For a man assumed to be drug free, Harry sure can be delusional sometimes.
To explode Reid’s myth about the “myth” of job-killing regs & rules, I have one word for you: FedEx.
The simple, market reality is that government regulations and rules make hiring an employee an expensive royal pain-in-the-keister. Government-mandated minimum wages, prevailing wages, overtime rules, workers comp, withholding, payroll reports, family leave rules, discrimination laws, health care mandates, hiring & firing regulations, etc., etc., etc.
There are entrepreneurs all over the country right now who simply say if they have to hire employees to operate a certain business, then they won’t go into that business. Instead, they’ll devote their profit-generating, job-creating skills and ambitions to businesses that allow them to hire any expertise or services they need from independent contractors rather than hassle with government’s employee rules and regulations.
Anyone who doesn’t know about this reality hasn’t spent any real time in the private sector and likely has been cocooned in government employment or service for many years. You know, like Harry Reid.
So pervasive and obtrusive are the government’s rules and regulations concerning employees that FedEx’s Ground operation is stretching the definition of independent contractors to the limit – and beyond, according to some courts and state attorneys general – in an effort to avoid the pain, agony and expenses of paying delivery drivers as employees.
Indeed, back in 2007 the Second Court of Appeals for the State of California – in a lawsuit brought by FedEx Ground drivers who claimed they should be treated and compensated as employees and not independent contractors – ruled that “the drivers look like FedEx employees, act like FedEx employees, are paid like FedEx employees, and receive many employee benefits.”
Or as the court put it in layman’s terms, otherwise known as plain English, “if it looks like a duck, walks like a duck, swims like a duck, and quacks like a duck, it is a duck.” In other words, FedEx Ground’s drivers should be treated as FedEx employees, not independent contractors.
And yet…four years later, FedEx Ground continues to fight nationwide in an effort to keep paying its drivers as independent contractors rather than employees.

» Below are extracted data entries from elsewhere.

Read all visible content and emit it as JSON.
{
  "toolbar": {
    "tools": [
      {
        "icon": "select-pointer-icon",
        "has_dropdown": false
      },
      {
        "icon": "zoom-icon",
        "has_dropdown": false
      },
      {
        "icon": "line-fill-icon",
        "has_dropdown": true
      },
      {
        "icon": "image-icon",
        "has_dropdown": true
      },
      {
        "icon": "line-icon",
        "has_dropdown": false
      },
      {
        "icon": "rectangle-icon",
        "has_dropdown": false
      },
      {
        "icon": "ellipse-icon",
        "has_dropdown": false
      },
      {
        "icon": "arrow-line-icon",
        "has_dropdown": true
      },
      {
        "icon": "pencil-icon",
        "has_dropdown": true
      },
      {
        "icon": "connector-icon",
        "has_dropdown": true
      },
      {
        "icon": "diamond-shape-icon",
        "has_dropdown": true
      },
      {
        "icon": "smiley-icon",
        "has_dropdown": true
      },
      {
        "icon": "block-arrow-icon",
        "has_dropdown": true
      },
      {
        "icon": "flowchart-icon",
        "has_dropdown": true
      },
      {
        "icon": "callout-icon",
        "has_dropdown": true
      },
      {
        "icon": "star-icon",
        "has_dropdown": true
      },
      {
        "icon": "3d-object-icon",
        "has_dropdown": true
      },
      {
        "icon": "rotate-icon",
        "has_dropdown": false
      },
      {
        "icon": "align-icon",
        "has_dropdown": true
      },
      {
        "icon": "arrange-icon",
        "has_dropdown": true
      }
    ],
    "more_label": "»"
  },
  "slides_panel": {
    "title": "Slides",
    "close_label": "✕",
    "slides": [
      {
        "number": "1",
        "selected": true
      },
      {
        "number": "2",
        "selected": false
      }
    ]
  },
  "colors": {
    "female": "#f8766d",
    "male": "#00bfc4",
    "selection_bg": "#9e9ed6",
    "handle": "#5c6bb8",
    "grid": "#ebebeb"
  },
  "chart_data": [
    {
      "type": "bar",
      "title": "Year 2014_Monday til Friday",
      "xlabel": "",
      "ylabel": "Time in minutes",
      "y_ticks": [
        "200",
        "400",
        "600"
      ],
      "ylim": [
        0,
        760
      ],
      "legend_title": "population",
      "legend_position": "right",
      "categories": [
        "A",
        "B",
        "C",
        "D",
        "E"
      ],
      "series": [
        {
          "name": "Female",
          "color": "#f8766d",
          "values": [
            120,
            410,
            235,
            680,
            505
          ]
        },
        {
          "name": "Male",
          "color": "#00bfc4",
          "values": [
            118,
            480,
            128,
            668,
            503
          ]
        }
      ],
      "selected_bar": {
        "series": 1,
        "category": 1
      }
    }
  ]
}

Indeed, a separate and expensive multi-state court ruling last year is now being appealed, holding out the possibility that FedEx will again get slapped down at the state level in some two dozen states. In addition, state legislatures and Congress are mulling even stricter laws which would severely penalize companies that, in the government’s opinion, misclassify workers as independent contractors instead of employees.
So why, oh why, would a giant corporation like FedEx risk government sanctions and spend millions of dollars in legal proceedings and lobbying in order to pay its drivers as independent contractors instead of employees?
Because it’s a helluva lot less expensive and burdensome, and gives them an advantage over their letter-of-the-law-abiding competitors, that’s why.
If a company as big as FedEx will go to such lengths and expense to avoid the government’s rules and regulations that come with hiring employees, how many smaller firms do you think are coming to the conclusion that it’s just not worth it and, therefore, are simply opting not to hire anyone at all even though they could “afford” it?
Harry Reid thinks the notion that the hassles of dealing with government rules and regulations in order to hire employees is keeping employers from hiring more employees is a “myth”? Think again, Senator.
The simple genius of Ronald Reagan is as true today as it was back then: Government isn’t the solution; government is the problem.